During the attack the older victim begged his attackers to kill him, such was his torment. He later had a ceramic sink smashed against his skull, causing severe injuries. The younger boy suffered a deep wound to his arm which was then burned with cigarettes. Other parts of the attack are considered too distressing to be reported.

The attackers, who cannot be named for legal reasons, pleaded guilty to grievous bodily harm and other offences in September. The severity of the case meant they appeared before an adult court.

They are scheduled to be sentenced this week and the report into social services’ dealings with them is due to be published after the case is over.

The BBC’s Newsnight programme said it had seen a copy of the investigation, which revealed there had been 31 missed chances to intervene with the attackers’ family over a period of 14 years. The brothers grew up in Doncaster and were moved into a foster home in Edlington, a quiet former pit village, three weeks before the crime. The report says this move, which saw the boys live with a couple in their 60s, was not properly planned.

It makes for yet more discomfort for the much-criticised children’s services department of Doncaster council, where seven children officially marked as being at risk have died since 2004. The council, whose children’s services department was taken over by central government last year, is not commenting until the report is officially published. But the leader of the Safeguarding Children Board, Roger Thompson, told the BBC the services in Doncaster had been “dysfunctional”.

“It went very wrong here. The services were not being properly provided, there was poor leadership. Multi-agency working was not as effective as it should be,” said Mr Thompson.

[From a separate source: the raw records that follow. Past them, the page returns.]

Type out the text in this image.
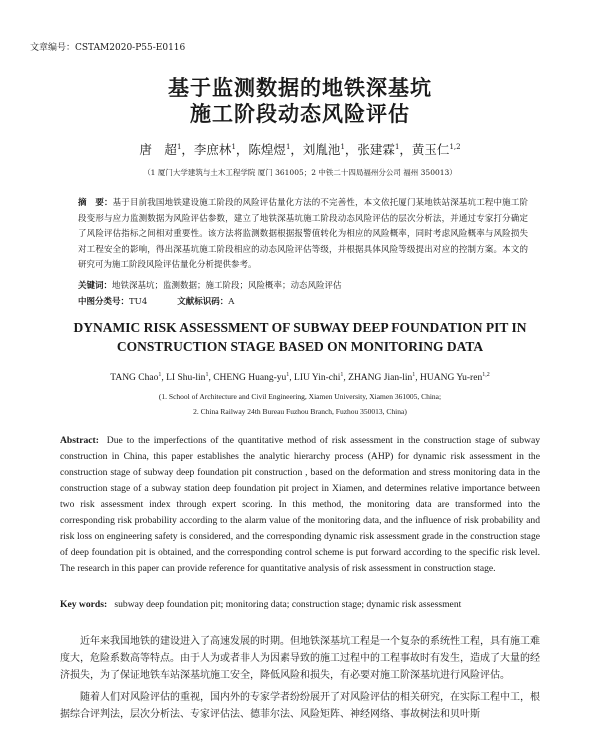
文章编号：CSTAM2020-P55-E0116
基于监测数据的地铁深基坑
施工阶段动态风险评估
唐　超$^1$，李庶林$^1$，陈煌煜$^1$，刘胤池$^1$，张建霖$^1$，黄玉仁$^{1,2}$
（1 厦门大学建筑与土木工程学院 厦门 361005；2 中铁二十四局福州分公司 福州 350013）
摘　要：基于目前我国地铁建设施工阶段的风险评估量化方法的不完善性，本文依托厦门某地铁站深基坑工程中施工阶段变形与应力监测数据为风险评估参数，建立了地铁深基坑施工阶段动态风险评估的层次分析法，并通过专家打分确定了风险评估指标之间相对重要性。该方法将监测数据根据报警值转化为相应的风险概率，同时考虑风险概率与风险损失对工程安全的影响，得出深基坑施工阶段相应的动态风险评估等级，并根据具体风险等级提出对应的控制方案。本文的研究可为施工阶段风险评估量化分析提供参考。
关键词：地铁深基坑；监测数据；施工阶段；风险概率；动态风险评估
中图分类号：TU4	文献标识码：A
DYNAMIC RISK ASSESSMENT OF SUBWAY DEEP FOUNDATION PIT IN
CONSTRUCTION STAGE BASED ON MONITORING DATA
TANG Chao$^1$, LI Shu-lin$^1$, CHENG Huang-$yu^1$, LIU Yin-chi$^1$, ZHANG Jian-lin$^1$, HUANG Yu-ren$^{1,2}$
(1. School of Architecture and Civil Engineering, Xiamen University, Xiamen 361005, China;
2. China Railway 24th Bureau Fuzhou Branch, Fuzhou 350013, China)
Abstract: Due to the imperfections of the quantitative method of risk assessment in the construction stage of subway construction in China, this paper establishes the analytic hierarchy process (AHP) for dynamic risk assessment in the construction stage of subway deep foundation pit construction , based on the deformation and stress monitoring data in the construction stage of a subway station deep foundation pit project in Xiamen, and determines relative importance between two risk assessment index through expert scoring. In this method, the monitoring data are transformed into the corresponding risk probability according to the alarm value of the monitoring data, and the influence of risk probability and risk loss on engineering safety is considered, and the corresponding dynamic risk assessment grade in the construction stage of deep foundation pit is obtained, and the corresponding control scheme is put forward according to the specific risk level. The research in this paper can provide reference for quantitative analysis of risk assessment in construction stage.
Key words: subway deep foundation pit; monitoring data; construction stage; dynamic risk assessment

近年来我国地铁的建设进入了高速发展的时期。但地铁深基坑工程是一个复杂的系统性工程，具有施工难度大，危险系数高等特点。由于人为或者非人为因素导致的施工过程中的工程事故时有发生，造成了大量的经济损失，为了保证地铁车站深基坑施工安全，降低风险和损失，有必要对施工阶深基坑进行风险评估。

随着人们对风险评估的重视，国内外的专家学者纷纷展开了对风险评估的相关研究，在实际工程中工，根据综合评判法，层次分析法、专家评估法、德菲尔法、风险矩阵、神经网络、事故树法和贝叶斯
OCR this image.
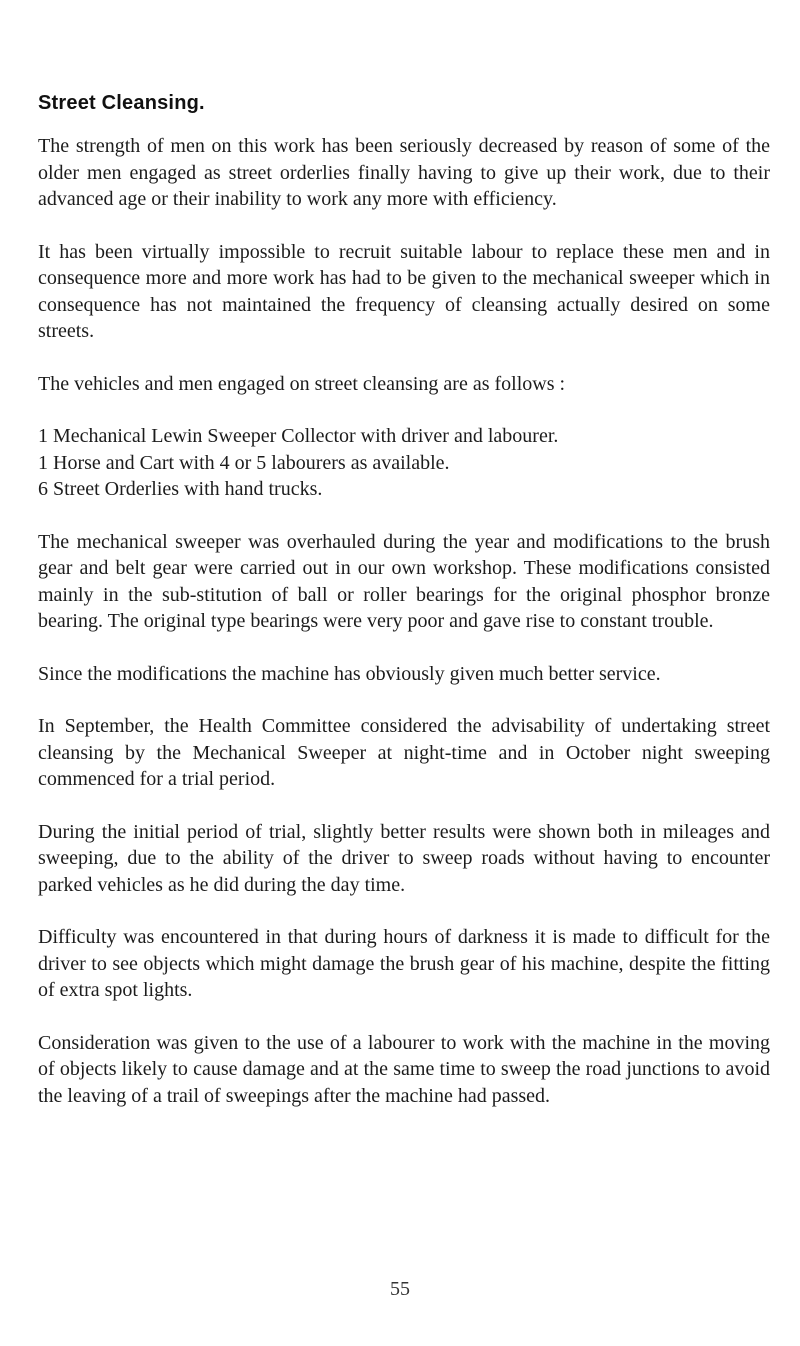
Street Cleansing.

The strength of men on this work has been seriously decreased by reason of some of the older men engaged as street orderlies finally having to give up their work, due to their advanced age or their inability to work any more with efficiency.

It has been virtually impossible to recruit suitable labour to replace these men and in consequence more and more work has had to be given to the mechanical sweeper which in consequence has not maintained the frequency of cleansing actually desired on some streets.

The vehicles and men engaged on street cleansing are as follows :

1 Mechanical Lewin Sweeper Collector with driver and labourer.
1 Horse and Cart with 4 or 5 labourers as available.
6 Street Orderlies with hand trucks.

The mechanical sweeper was overhauled during the year and modifications to the brush gear and belt gear were carried out in our own workshop. These modifications consisted mainly in the sub-stitution of ball or roller bearings for the original phosphor bronze bearing. The original type bearings were very poor and gave rise to constant trouble.

Since the modifications the machine has obviously given much better service.

In September, the Health Committee considered the advisability of undertaking street cleansing by the Mechanical Sweeper at night-time and in October night sweeping commenced for a trial period.

During the initial period of trial, slightly better results were shown both in mileages and sweeping, due to the ability of the driver to sweep roads without having to encounter parked vehicles as he did during the day time.

Difficulty was encountered in that during hours of darkness it is made to difficult for the driver to see objects which might damage the brush gear of his machine, despite the fitting of extra spot lights.

Consideration was given to the use of a labourer to work with the machine in the moving of objects likely to cause damage and at the same time to sweep the road junctions to avoid the leaving of a trail of sweepings after the machine had passed.

55
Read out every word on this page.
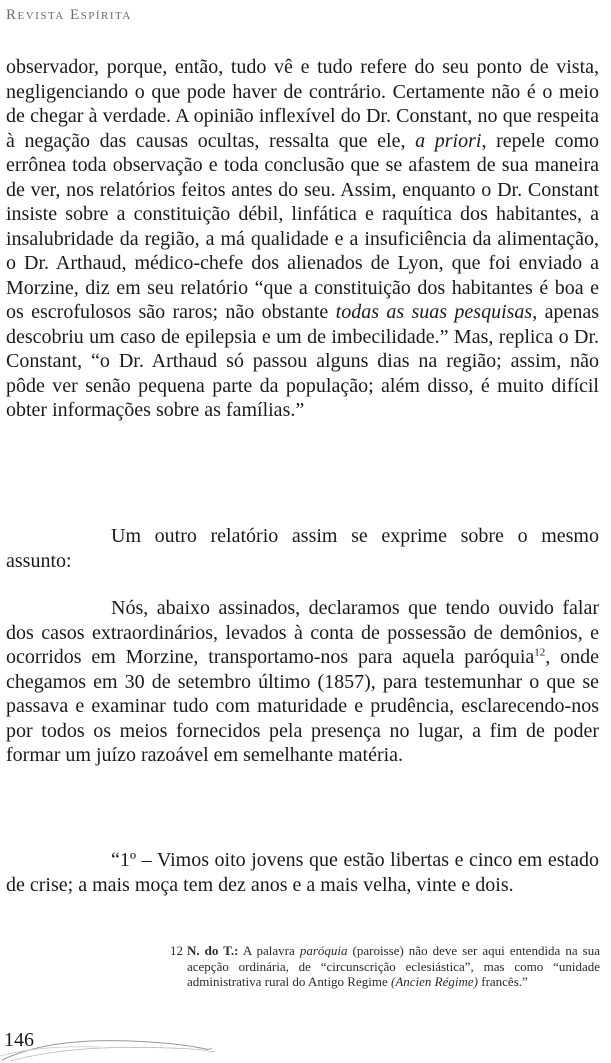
Revista Espírita

observador, porque, então, tudo vê e tudo refere do seu ponto de vista, negligenciando o que pode haver de contrário. Certamente não é o meio de chegar à verdade. A opinião inflexível do Dr. Constant, no que respeita à negação das causas ocultas, ressalta que ele, a priori, repele como errônea toda observação e toda conclusão que se afastem de sua maneira de ver, nos relatórios feitos antes do seu. Assim, enquanto o Dr. Constant insiste sobre a constituição débil, linfática e raquítica dos habitantes, a insalubridade da região, a má qualidade e a insuficiência da alimentação, o Dr. Arthaud, médico-chefe dos alienados de Lyon, que foi enviado a Morzine, diz em seu relatório “que a constituição dos habitantes é boa e os escrofulosos são raros; não obstante todas as suas pesquisas, apenas descobriu um caso de epilepsia e um de imbecilidade.” Mas, replica o Dr. Constant, “o Dr. Arthaud só passou alguns dias na região; assim, não pôde ver senão pequena parte da população; além disso, é muito difícil obter informações sobre as famílias.”

Um outro relatório assim se exprime sobre o mesmo assunto:

Nós, abaixo assinados, declaramos que tendo ouvido falar dos casos extraordinários, levados à conta de possessão de demônios, e ocorridos em Morzine, transportamo-nos para aquela paróquia$^{12}$, onde chegamos em 30 de setembro último (1857), para testemunhar o que se passava e examinar tudo com maturidade e prudência, esclarecendo-nos por todos os meios fornecidos pela presença no lugar, a fim de poder formar um juízo razoável em semelhante matéria.

“1º – Vimos oito jovens que estão libertas e cinco em estado de crise; a mais moça tem dez anos e a mais velha, vinte e dois.

12 N. do T.: A palavra paróquia (paroisse) não deve ser aqui entendida na sua acepção ordinária, de “circunscrição eclesiástica”, mas como “unidade administrativa rural do Antigo Regime (Ancien Régime) francês.”
146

Friends of the family, and neighbours from when they lived as a large, noisy household of seven sons in a suburb of Doncaster, told the Guardian they had repeatedly contacted social services about their concerns.

These included worries that the boys, and their younger siblings, were not being properly looked after by a mother who was described as a drug user prone to depression and a heavy-drinking, violent father. They also said that local people had long harboured fears about the boys’ behaviour, which had moved from anti-social nuisance to vandalism, and then violence and abuse, before they were placed in foster care,

“The biggest shame of all is that it took something like this to happen for something to get done,” one neighbour, who knew the family well, told the Guardian. “The council were too slow. Everyone could see what was happening with those kids.”

A close friend of the family said that when the brothers were taken into foster care, after their father left and their mother proved unable to cope, the friend had “begged” council officials to put them in separate homes for fear of what they might do together.

According to Newsnight, the report draws up 18 recommendations and lists several incidents involving the brothers which should have prompted action, including the exclusion from school of one of them in 2006 for threatening a member of staff with a baseball bat.

The following year there were complaints they had been involved in arson and killing ducks at a local park, but nothing was done.

Finally, another boy in Edlington suffered a prolonged assault a week before the two boys were attacked. On the day that took place the brothers had been due to be questioned by police.

The attack brought comparisons with the murder of the toddler James Bulger in 1993 by two boys then aged 10, Jon Venables and Robert Thompson.

As with this case, media organisations have asked the trial judge to remove the anonymity of the Edlington brothers. A decision on this will take place after the sentencing hearing, which begins on Wednesdayand is due to run for three days.